Broad match keywords should be used under certain conditions only. Your Google Ads account must, among other things, be mature enough and have performed sufficiently well in the last 30 days. And if you decide to go for it, your campaigns need to be closely monitored.
Even today, we too often see accounts with too many broad match keywords that trigger ads on irrelevant queries, resulting in huge financial losses for businesses. “House for sale” is not at all the same thing as “Selling your house”!
Take no risk with your advertising investment: carefully weigh the pros and cons of this optimization recommendation.
In our experience, this recommendation is almost never relevant. This is actually a suggestion to display your ads on partner sites that are impossible to list with precision.
If you still decide to apply this Google Ads recommendation, you must carefully monitor its impact on your click-through rate, your cost per click, your conversion rate and the overall profitability of your campaigns. It’s indeed possible to segment the campaigns and isolate the performance specific to the partner sites of the Google Search Network.
When we set up Search campaigns, it is normally to broadcast exclusively on this network. Still, the Display Expansion recommendation urges you to add the Display network to the already-operated Search network.
Companies that want to benefit from multi-channel display are better off with a Performance Max Campaign. This is the best strategy to adopt!
Recently, Google has been looking to remove keywords that look alike in Google Ads accounts. Since this optimization recommendation is rather new, it’s not yet proven.

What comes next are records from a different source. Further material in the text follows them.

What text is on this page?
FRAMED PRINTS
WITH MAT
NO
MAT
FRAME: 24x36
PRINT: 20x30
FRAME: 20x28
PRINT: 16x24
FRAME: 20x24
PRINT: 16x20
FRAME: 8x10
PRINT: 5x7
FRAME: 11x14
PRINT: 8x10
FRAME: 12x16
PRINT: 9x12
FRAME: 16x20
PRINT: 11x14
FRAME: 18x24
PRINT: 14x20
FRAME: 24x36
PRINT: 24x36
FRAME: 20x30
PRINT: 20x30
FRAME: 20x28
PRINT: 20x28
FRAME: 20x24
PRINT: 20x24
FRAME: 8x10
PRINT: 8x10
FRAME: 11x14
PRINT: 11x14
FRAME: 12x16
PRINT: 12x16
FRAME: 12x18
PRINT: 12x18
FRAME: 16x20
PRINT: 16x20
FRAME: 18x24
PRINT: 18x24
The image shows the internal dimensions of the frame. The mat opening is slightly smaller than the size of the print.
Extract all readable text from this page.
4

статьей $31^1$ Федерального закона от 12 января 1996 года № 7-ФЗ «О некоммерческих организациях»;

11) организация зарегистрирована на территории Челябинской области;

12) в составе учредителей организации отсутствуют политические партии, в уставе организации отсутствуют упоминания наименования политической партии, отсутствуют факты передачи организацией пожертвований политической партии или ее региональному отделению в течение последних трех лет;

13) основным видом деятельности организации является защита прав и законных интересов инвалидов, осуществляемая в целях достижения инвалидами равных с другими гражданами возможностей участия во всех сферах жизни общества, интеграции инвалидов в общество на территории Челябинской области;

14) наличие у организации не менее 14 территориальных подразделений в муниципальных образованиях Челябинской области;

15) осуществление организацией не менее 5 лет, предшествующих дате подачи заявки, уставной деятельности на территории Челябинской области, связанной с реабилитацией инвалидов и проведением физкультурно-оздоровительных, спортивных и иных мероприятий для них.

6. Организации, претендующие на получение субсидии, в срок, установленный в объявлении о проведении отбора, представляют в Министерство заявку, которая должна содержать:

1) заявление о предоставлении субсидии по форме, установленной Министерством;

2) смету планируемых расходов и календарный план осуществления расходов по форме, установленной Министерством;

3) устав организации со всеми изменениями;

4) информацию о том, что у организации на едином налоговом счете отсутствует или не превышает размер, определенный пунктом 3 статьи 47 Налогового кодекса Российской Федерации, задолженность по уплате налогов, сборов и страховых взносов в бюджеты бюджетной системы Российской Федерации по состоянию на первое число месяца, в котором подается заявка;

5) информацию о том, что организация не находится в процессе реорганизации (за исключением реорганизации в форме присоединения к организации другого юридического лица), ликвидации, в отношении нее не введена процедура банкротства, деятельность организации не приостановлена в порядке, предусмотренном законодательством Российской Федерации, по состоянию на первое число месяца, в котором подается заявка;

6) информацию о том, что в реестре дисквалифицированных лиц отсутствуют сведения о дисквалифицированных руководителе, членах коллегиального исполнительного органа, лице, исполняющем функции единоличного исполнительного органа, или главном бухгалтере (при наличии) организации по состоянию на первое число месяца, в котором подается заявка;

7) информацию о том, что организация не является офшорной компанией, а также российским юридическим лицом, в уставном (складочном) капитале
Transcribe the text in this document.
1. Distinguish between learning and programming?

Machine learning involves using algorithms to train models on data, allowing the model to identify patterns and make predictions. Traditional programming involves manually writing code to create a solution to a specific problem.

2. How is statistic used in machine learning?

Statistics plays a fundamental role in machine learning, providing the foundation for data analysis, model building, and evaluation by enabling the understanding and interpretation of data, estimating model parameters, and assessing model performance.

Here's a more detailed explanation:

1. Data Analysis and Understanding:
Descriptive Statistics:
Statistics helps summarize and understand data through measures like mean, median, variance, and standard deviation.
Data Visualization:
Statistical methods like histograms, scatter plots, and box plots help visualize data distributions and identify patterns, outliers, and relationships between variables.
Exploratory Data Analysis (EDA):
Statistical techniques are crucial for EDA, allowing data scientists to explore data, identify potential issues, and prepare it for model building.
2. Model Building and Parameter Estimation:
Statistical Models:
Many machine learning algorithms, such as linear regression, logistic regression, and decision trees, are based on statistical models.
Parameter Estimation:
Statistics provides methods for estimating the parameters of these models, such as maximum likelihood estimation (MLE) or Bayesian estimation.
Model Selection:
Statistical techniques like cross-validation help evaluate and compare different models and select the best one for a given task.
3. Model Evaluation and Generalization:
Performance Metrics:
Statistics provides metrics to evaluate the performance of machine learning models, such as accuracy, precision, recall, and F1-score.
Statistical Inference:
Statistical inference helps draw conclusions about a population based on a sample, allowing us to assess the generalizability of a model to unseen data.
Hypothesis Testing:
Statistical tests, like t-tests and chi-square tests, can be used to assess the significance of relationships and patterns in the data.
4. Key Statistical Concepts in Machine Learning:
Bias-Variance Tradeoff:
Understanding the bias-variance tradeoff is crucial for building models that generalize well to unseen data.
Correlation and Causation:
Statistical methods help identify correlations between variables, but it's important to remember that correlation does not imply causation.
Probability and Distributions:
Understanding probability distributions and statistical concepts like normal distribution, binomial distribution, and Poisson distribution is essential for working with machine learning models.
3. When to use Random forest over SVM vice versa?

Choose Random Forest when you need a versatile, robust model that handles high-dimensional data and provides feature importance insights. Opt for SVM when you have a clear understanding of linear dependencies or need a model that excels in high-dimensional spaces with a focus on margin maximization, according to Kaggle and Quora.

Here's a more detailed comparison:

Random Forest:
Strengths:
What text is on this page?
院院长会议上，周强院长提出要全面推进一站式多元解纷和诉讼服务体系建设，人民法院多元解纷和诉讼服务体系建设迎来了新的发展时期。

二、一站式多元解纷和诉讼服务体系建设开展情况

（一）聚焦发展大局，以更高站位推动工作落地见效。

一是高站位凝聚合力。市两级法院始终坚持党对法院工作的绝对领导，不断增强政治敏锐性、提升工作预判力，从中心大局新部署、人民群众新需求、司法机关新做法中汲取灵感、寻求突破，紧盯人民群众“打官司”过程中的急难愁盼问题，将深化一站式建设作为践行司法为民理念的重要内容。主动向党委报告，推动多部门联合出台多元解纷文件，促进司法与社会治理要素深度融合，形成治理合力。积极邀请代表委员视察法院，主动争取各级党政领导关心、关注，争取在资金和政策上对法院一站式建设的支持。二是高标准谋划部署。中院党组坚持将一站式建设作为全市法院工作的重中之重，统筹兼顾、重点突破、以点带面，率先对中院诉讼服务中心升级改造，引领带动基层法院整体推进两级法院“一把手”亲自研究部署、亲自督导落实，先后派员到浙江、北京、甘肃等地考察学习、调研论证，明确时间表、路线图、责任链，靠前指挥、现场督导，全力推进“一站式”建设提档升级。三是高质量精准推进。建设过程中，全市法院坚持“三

Also, we don't know if removing similar keywords is beneficial for all types of keywords.
We therefore consider that this recommendation could be tested, but without forgetting to follow the performance closely.
This recommendation is, in our view, worrisome. Who wants surprise content automatically added to their Google Ads account?
In addition, we tested it and found inconclusive results: The added content sometimes had no connection with the themes of the campaigns and ad groups. We strongly suggest not to apply this recommendation.
Because Google Ads recommendations can also be useful, here's how to use them strategically.
Google Ads recommendations can help you spot an oversight, such as if you didn't remember to add certain types of extensions that would be useful to your account.
Sometimes, new Google Ads features are simply unlocked in an account, without notice. Optimization recommendations allow you to discover which ones have recently become available.
Recommendations provide a good overview of a campaign and help find negative keywords that conflict with certain actual searched keywords.
In general, recommendations allow you to revisit your account and initiate a reflection on any opportunity for improvement.
Keyword bidding strategies are also recommended by Google Ads. Although they are relevant, and that their impact can be easily followed on the platform, it’s important to carefully think about each of them before taking the plunge. For example, a better conversion rate does not necessarily mean better profitability!
Indeed, if the cost per click (CPC) doubles with a new bidding strategy, even a better conversion rate will not be enough: The cost per lead or per sale will be higher. If your budget allows it, we recommend running A/B testing (which is called ‘’experiment’’) in your account before blindly applying the new recommended bid strategies.
The important thing to remember is that all Google Ads recommendations, even the most relevant ones, must be well thought out and analyzed.
Each time you apply Google Ads optimization recommendations, you increase the optimization rate shown, even if they affect the profitability of your campaigns!
The answer to our main question is therefore no: You should not necessarily aim for a 100% optimization rate for your Google Ads campaigns. In our experience, a rate between 75% and 80% is great, and often more representative of the real max of your account.
And at all times, you should carefully think about what’s best for your Google Ads account. Always be strategic in your decisions!